Fotografou já Madonna, David Bowie, Elton John ou Paris Hilton. Como Andy Warhol, que admirava, reflecte um interesse pelo universo das estrelas e famosos. Através suas imagens acaba contudo a reflectir sobre o mundo real
Num texto que encontramos no site oficial do fotógrafo, David LaChapelle explica que sempre usou o seu trabalho como "um meio para tentar compreender o mundo e o paradoxo que é a minha vida". Acrescenta ainda que "há uma sensação de que vivemos num precipício" e confessa esperar que através das "narrativas" que conta nas suas imagens possa entrar em contacto com as pessoas "abordando as mesmas ideias ou questões que possivelmente também as desafiam". Questões que, como ali refere ainda, passam pela vida num tempo de precariedade, a devastação ambiental, a instabilidade económica, as "guerras religiosas" ou o consumo excessivo que coexiste com uma pobreza extrema. As imagens talvez falem por si... Mas, convenhamos, as palavras do fotógrafo sublinham um quadro de reflexões que nelas encontra, mesmo resultando de um trabalho de elaborada encenação, um reflexo do mundo real em que hoje vivemos.

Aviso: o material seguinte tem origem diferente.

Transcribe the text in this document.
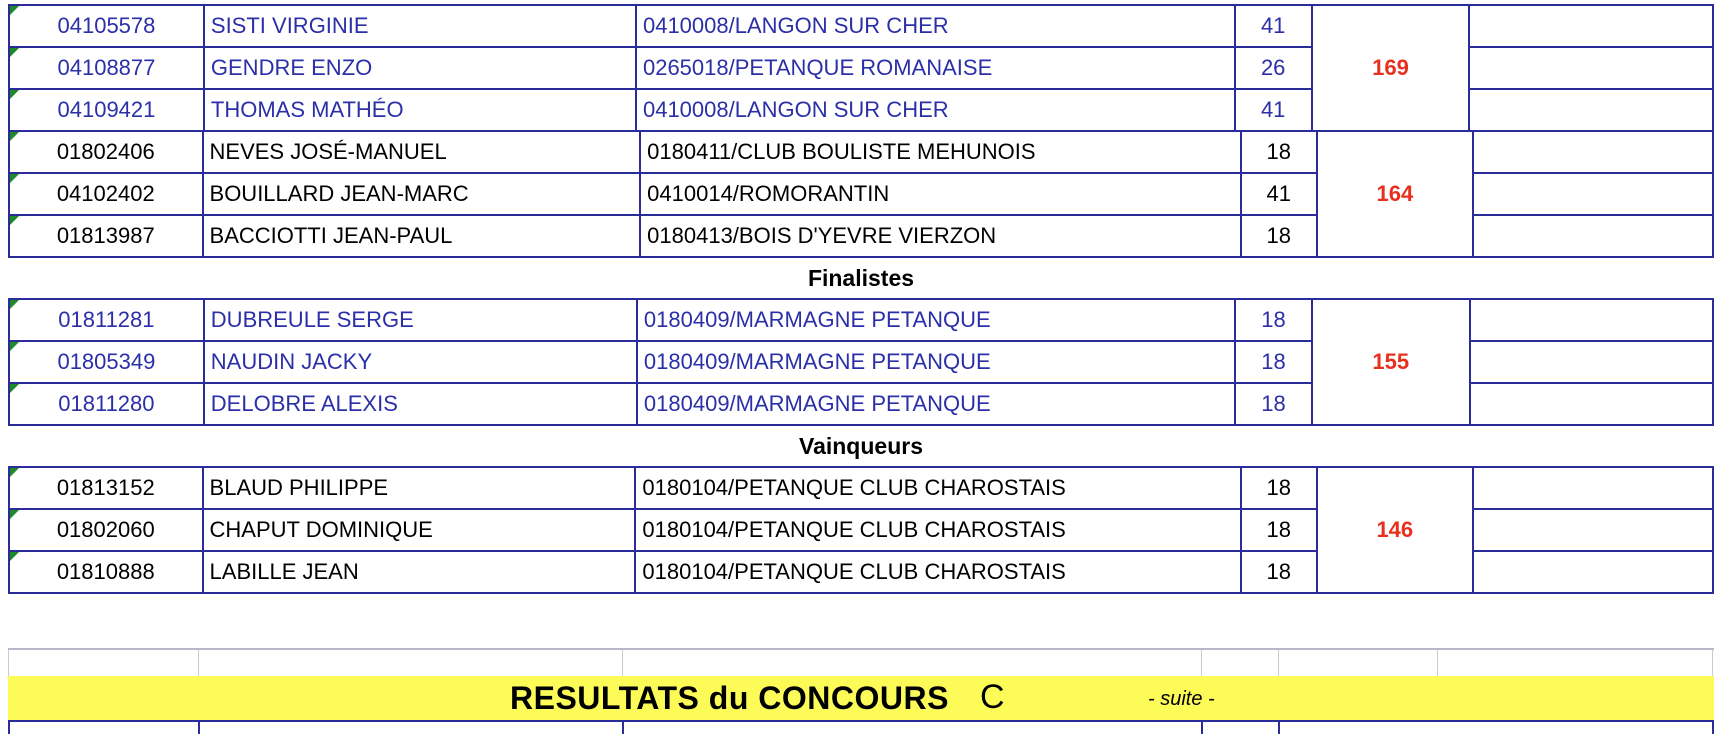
04105578	SISTI VIRGINIE	0410008/LANGON SUR CHER	41	169	
04108877	GENDRE ENZO	0265018/PETANQUE ROMANAISE	26		
04109421	THOMAS MATHÉO	0410008/LANGON SUR CHER	41		
01802406	NEVES JOSÉ-MANUEL	0180411/CLUB BOULISTE MEHUNOIS	18	164	
04102402	BOUILLARD JEAN-MARC	0410014/ROMORANTIN	41		
01813987	BACCIOTTI JEAN-PAUL	0180413/BOIS D'YEVRE VIERZON	18		
Finalistes
01811281	DUBREULE SERGE	0180409/MARMAGNE PETANQUE	18	155	
01805349	NAUDIN JACKY	0180409/MARMAGNE PETANQUE	18		
01811280	DELOBRE ALEXIS	0180409/MARMAGNE PETANQUE	18		
Vainqueurs
01813152	BLAUD PHILIPPE	0180104/PETANQUE CLUB CHAROSTAIS	18	146	
01802060	CHAPUT DOMINIQUE	0180104/PETANQUE CLUB CHAROSTAIS	18		
01810888	LABILLE JEAN	0180104/PETANQUE CLUB CHAROSTAIS	18		
RESULTATS du CONCOURS C	- suite -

Anos de trabalho permitiram a David LaChapelle atingir o patamar em que hoje vive a sua obra, o relacionamento com as estrelas que convoca às imagens e a aclamação generalizada que dele fazem um dos mais célebres e bem-sucedidos fotógrafos da sua geração. Nascido em 1963, em Farfield, no Conneticutt, David LaChapelle tinha seis anos quando tirou a sua primeira fotografia. Como modelo teve não mais senão a sua mãe, Helga, em bikini e vermelho e de copo de Martini na mão, em tempo de férias em Porto Rico. Sem ainda o imaginar, acabara de encontrar um rumo...
Já com uma preparação técnica, que trabalhou entre estudos na North Carolina School of Arts e na School of Visual Arts em Nova Iorque, conheceu em Andy Warhol o seu primeiro entusiasta. Trabalhava então na mítica discoteca Studio 54 quando Warhol o conheceu, convidando-o a trabalhar para a revista Interview. O currículo começou a ganhar forma, com o tempo abarcando ainda trabalhos para a Rolling Stone, Vogue ou a Vanity Fair. Como Warhol, partilhou desde cedo um interesse pela cultura pop e pelo apelo e glamour do star system. E frente às suas câmaras passaram, ao longo dos anos, nomes tão diversos quanto os de Madonna, David Bowie, Eminem, Jeff Koons, Britney Spears ou, mais recentemente Lady Gaga.
Expõe em nome próprio desde 1984. Publicou já vários livros. Assinou a realização de telediscos para nomes como Elton John ou Moby. E realizou em 2005 o documentário Rize, sobre uma forma de dança ligada à street culture. A sua obra documenta as obsessões e compulsões da América, através do excesso procurando, no fundo, reflectir sobre a realidade.